# Thread: Finding exact zeros and tangent lines.

1. ## Finding exact zeros and tangent lines.

So, here's the problem:

1) Let f be the function defined by $\displaystyle f(x) = -A + ln(x^2)$, where A is the number of letters in your last name. (For me, that would be 6).
(a) Find the exact zeros of f (using algebra, not your calculator).
(b) Write an equation for the tangent line to the graph of f at x = -1.

Can someone explain to me how to get started solving these questions?

2. To begin with, $\displaystyle x$ is a zero of $\displaystyle f(x)$ when

$\displaystyle -6 + \ln x^2=0.$

Solving this equation gives us the zeros of $\displaystyle f(x)$. To find the equation of the tangent line at $\displaystyle x=-1$, we differentiate $\displaystyle f(x)$ to find its slope at $\displaystyle x=-1$, remembering that the equation for a line is

$\displaystyle y-y_1=m(x-x_1).$

3. Originally Posted by Rumor
So, here's the problem:

1) Let f be the function defined by $\displaystyle f(x) = -A + ln(x^2)$, where A is the number of letters in your last name. (For me, that would be 6).
(a) Find the exact zeros of f (using algebra, not your calculator).
(b) Write an equation for the tangent line to the graph of f at x = -1.

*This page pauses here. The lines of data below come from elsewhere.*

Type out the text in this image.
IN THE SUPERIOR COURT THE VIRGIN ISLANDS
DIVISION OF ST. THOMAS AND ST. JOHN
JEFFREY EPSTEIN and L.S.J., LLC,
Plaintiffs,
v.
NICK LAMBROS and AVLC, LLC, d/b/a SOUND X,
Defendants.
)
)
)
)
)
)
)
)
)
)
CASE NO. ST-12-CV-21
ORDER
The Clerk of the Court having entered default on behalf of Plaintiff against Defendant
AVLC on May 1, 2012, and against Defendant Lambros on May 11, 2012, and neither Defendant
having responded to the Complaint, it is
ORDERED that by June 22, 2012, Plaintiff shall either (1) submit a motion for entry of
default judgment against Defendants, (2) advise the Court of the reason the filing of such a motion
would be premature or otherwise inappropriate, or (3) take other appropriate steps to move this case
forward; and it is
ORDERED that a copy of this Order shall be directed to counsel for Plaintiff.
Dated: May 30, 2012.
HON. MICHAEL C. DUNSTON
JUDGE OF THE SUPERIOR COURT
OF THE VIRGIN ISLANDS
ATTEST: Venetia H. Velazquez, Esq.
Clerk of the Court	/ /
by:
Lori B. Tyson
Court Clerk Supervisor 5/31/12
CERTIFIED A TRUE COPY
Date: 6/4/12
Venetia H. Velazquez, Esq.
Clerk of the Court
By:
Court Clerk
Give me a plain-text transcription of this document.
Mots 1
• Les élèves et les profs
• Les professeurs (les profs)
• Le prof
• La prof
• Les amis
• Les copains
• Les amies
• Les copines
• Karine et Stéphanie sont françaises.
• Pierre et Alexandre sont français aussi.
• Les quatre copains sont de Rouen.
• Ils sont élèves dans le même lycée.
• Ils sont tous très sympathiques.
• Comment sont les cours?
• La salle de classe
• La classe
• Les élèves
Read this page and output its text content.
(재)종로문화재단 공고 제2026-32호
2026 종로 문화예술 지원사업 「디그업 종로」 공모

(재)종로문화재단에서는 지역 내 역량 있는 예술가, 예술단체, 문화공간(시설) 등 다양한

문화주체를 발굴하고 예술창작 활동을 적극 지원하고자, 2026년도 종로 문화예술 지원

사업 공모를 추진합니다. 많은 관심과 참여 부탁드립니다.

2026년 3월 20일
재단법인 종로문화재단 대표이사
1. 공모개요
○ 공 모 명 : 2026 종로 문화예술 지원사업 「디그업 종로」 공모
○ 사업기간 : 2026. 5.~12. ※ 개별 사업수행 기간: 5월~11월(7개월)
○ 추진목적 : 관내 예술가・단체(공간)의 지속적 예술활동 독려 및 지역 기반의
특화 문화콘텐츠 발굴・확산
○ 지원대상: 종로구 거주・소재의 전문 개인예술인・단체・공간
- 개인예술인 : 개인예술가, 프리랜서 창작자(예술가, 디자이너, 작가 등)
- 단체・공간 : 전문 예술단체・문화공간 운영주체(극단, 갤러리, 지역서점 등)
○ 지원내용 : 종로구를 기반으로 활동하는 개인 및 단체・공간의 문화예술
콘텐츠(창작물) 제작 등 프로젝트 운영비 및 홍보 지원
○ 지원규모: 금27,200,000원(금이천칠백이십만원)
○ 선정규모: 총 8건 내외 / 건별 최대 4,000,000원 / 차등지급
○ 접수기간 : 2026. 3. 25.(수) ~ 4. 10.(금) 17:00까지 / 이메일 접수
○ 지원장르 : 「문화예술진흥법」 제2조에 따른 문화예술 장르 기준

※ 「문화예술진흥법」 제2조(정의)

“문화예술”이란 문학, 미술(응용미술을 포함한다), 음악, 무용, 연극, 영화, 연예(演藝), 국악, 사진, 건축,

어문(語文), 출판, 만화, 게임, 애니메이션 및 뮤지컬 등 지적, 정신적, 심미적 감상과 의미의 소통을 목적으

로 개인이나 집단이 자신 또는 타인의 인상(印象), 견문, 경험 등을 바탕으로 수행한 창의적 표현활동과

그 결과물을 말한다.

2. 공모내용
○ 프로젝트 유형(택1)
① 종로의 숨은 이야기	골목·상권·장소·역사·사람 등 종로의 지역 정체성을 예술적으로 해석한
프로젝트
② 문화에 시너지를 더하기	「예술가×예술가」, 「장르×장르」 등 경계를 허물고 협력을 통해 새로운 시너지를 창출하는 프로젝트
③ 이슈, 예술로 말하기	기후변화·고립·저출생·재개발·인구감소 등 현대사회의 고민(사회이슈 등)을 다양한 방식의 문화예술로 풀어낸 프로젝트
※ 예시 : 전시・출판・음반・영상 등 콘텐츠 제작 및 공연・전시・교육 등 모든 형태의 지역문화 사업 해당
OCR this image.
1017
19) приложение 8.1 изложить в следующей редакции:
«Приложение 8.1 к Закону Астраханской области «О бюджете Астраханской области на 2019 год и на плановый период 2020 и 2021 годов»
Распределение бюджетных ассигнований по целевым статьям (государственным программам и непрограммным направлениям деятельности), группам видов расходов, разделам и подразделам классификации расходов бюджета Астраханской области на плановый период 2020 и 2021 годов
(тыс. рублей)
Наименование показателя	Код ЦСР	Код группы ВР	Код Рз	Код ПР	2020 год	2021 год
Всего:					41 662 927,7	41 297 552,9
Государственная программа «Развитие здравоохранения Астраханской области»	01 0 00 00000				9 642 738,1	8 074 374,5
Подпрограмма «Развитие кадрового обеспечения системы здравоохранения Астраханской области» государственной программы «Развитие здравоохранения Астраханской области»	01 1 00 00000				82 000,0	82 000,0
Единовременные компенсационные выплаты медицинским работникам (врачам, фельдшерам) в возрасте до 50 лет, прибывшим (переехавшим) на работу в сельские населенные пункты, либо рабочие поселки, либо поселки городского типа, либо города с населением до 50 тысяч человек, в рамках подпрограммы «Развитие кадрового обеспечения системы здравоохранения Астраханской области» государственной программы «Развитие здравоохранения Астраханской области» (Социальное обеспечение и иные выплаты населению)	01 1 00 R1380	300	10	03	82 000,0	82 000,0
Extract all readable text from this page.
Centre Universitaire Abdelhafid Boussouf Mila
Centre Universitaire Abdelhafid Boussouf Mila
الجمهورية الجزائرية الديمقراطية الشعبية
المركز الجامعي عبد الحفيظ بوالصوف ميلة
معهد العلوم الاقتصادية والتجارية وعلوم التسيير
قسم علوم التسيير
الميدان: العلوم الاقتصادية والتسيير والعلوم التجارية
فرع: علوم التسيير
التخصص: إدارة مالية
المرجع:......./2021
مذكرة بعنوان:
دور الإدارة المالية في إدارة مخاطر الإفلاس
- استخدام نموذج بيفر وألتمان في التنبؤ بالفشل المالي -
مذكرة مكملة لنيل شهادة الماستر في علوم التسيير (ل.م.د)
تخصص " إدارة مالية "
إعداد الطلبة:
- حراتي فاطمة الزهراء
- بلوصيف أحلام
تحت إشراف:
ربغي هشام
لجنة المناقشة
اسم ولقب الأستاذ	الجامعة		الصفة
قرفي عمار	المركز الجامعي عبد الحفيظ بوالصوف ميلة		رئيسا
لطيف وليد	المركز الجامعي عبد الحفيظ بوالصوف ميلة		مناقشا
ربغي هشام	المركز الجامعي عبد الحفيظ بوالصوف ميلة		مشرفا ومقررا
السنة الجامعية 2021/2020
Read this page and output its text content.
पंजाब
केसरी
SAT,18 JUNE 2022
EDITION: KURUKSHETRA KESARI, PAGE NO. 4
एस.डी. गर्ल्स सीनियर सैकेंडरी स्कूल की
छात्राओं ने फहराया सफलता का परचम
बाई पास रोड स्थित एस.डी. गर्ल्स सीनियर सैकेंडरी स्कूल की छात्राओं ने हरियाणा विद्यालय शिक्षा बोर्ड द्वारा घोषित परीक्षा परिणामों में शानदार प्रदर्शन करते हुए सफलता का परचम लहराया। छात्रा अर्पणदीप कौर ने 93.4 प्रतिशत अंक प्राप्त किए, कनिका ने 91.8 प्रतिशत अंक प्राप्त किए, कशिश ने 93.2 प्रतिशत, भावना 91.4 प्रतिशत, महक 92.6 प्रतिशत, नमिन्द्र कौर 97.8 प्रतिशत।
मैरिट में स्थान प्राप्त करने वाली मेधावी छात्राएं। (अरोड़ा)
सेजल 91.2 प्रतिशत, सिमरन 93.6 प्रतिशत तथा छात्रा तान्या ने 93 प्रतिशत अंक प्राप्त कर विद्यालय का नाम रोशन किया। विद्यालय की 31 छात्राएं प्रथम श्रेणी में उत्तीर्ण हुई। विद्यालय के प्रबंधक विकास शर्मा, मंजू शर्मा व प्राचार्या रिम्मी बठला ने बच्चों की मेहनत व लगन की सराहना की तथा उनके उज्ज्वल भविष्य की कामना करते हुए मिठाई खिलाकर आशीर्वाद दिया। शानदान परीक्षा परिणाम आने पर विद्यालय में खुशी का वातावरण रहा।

Can someone explain to me how to get started solving these questions?

for a)

$\displaystyle -A + \ln (x^2) =0$

$\displaystyle A = \ln (x^2)$

$\displaystyle e^{A} = x^2$

$\displaystyle x = \mp e^{\frac{A}{2}}$

for 2)

$\displaystyle f(x) = -A + \ln (x^2)$

$\displaystyle f'(x) = 0 + \frac{2x}{x^2}$

$\displaystyle f'(-1) = \frac{-2}{1} = -2$ the slope of the function at x=-1

the equation of the tangent line when x=-1 , first find y when x=-1

$\displaystyle f(-1) = -A + \ln (x^2) = -A + 0 =-A$

the equation

$\displaystyle y-(-A ) = slope (x-(-1))$

$\displaystyle y+A = -2(x+1)$

4. Thank you to the both of you! That was really helpful.